Dreams deferred and washed away
Since you most likely have the day off today, you can take a few minutes to at least skim the Institute for Southern Studies report, One Year After Katrina: The State of New Orleans and the Gulf Coast (pdf). Except that now it is more like a year and a half since Katrina.
From the point of view of a typical big-city politician in the United States, the results of Katrina actually look pretty good. As the report mentions, the mean household income in the New Orleans area jumped to $64,000 from $55,000 before the storm. By the standards of "economic development" strategy in just about any city in the country, that's a stunning success. Our urban leaders are determined to reduce poverty in their cities -- by moving all of the poor people out. We are all supposed to applaud this sort of thing, because the old poor neighborhoods are such decrepit, dangerous and depressing places (and God knows they are!). When Clinton and the Republicans got rid of AFDC, they were soon hailing the "success" of welfare reform because so many people had been moved off the rolls; the fact that people remained poor was a matter of no consequence. Similarly, you can reduce poverty in your city by gentrifying it, attracting middle- and upper-income people and clearing slum neighborhoods in one fashion or another. You get to count this as a success no matter what happens to the poor people who formerly lived there. In the real world, you the mayor or planning commission chairman have not made poor people in your city any less poor; you have only replaced them with other, more affluent people. But believe me, no one is going to check, because no one cares. Or maybe the poor people do, but they don't count -- just like the thousands of people who (it is now safe to say) have been permanently displaced from the Gulf Coast.
Here's another fact about New Orleans from the report: the pre-storm population of the metro area was 36% black; it is now only 21% black. Katrina is an extreme example, but this principle applies just about everywhere in the country: the conventional thinking about "economic development" in US urban areas is a fundamentally racist way of looking at the world. Like politics in general in this country, every word of terminology is loaded and every unspoken assumption is entangled with the corrosive -- yet stubbornly enduring -- legacy of white supremacy. That's the state of "The Dream" this Martin Luther King Day, and if he were alive he would not be the official and harmless symbol he is now; he would still be spending a lot of time getting arrested, and he would probably be the favorite bĂȘte noire (literally!) of Fox News.

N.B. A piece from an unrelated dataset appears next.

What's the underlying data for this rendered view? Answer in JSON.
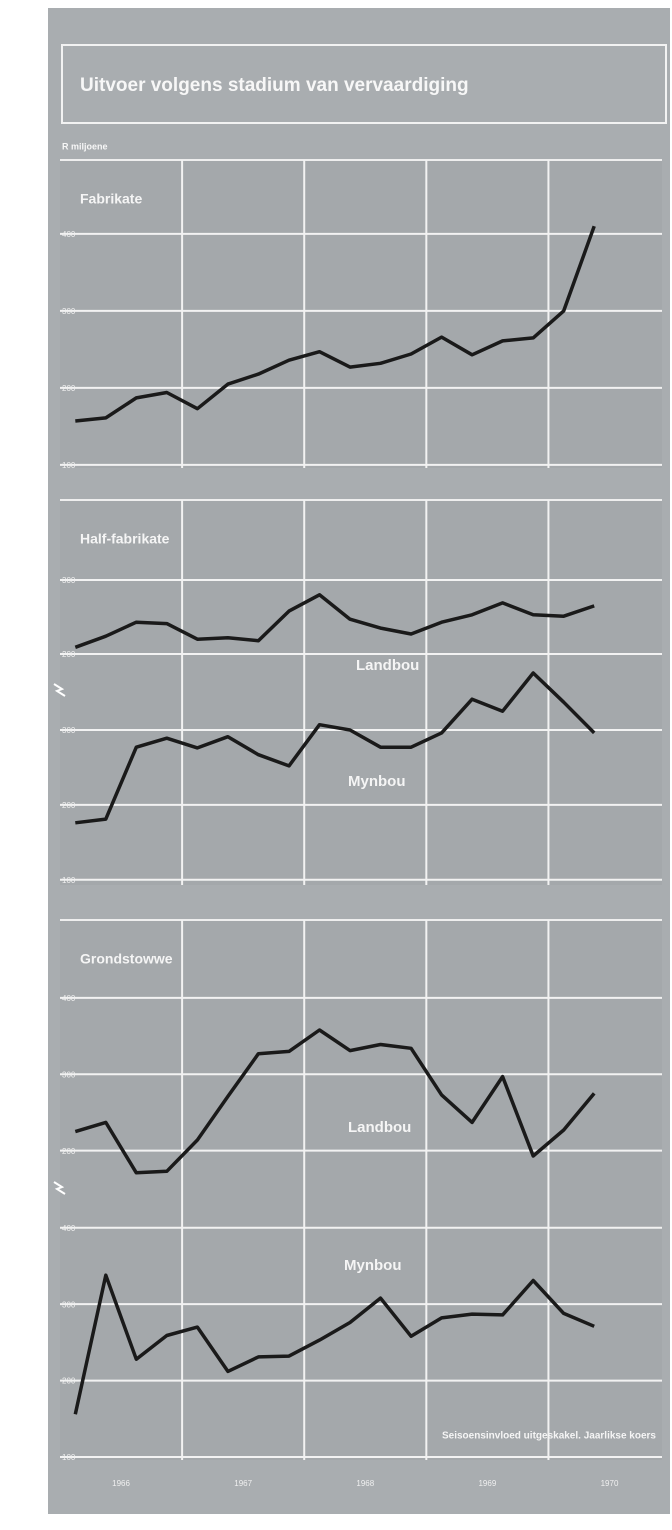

Technorati tags: Katrina, urban renewal, Negro removal, Martin Luther King Day, racism, white supremacy
Comments
Good point on MLK being the official harmless symbol. As I was driving from Cleveland to central WV I saw an electronic billboard flashing pics and quotes of MLK brought to you by McDonalds.
Maybe next year they will use the french fry M to spell out MLK. You love'n it.
If the Saints win the Superbowl, which I want, does that fix everything in New Orleans?
Posted by: paul cooley | January 15, 2007 09:49 PM
John--
Thanks for this post. It's the only one I've seen so far in the Blogging Against White Supremacy Day called by Nelson H to focus on Katrina and the Gulf Coast. A bit surprising considering what a major impact that had on people's awareness around the world of the continuing hold of white supremacy in the US.
I wonder if this comes from a subconsious unease at the inability of the Left to respond with any force to the original outrage. For all that we've beaten up on BushCo for their catastrophic and criminal ineffectiveness in NOLA, the organizaed left in this country didn't cover itself with glory after Katrina either.
This was largely a function of our disunity and general lack of significant bases among the oppressed and exploited. As such, it should serve as a wake up call that it's high time we figure out some newer better ways of doing business.
So thanks again for this most timely reminder!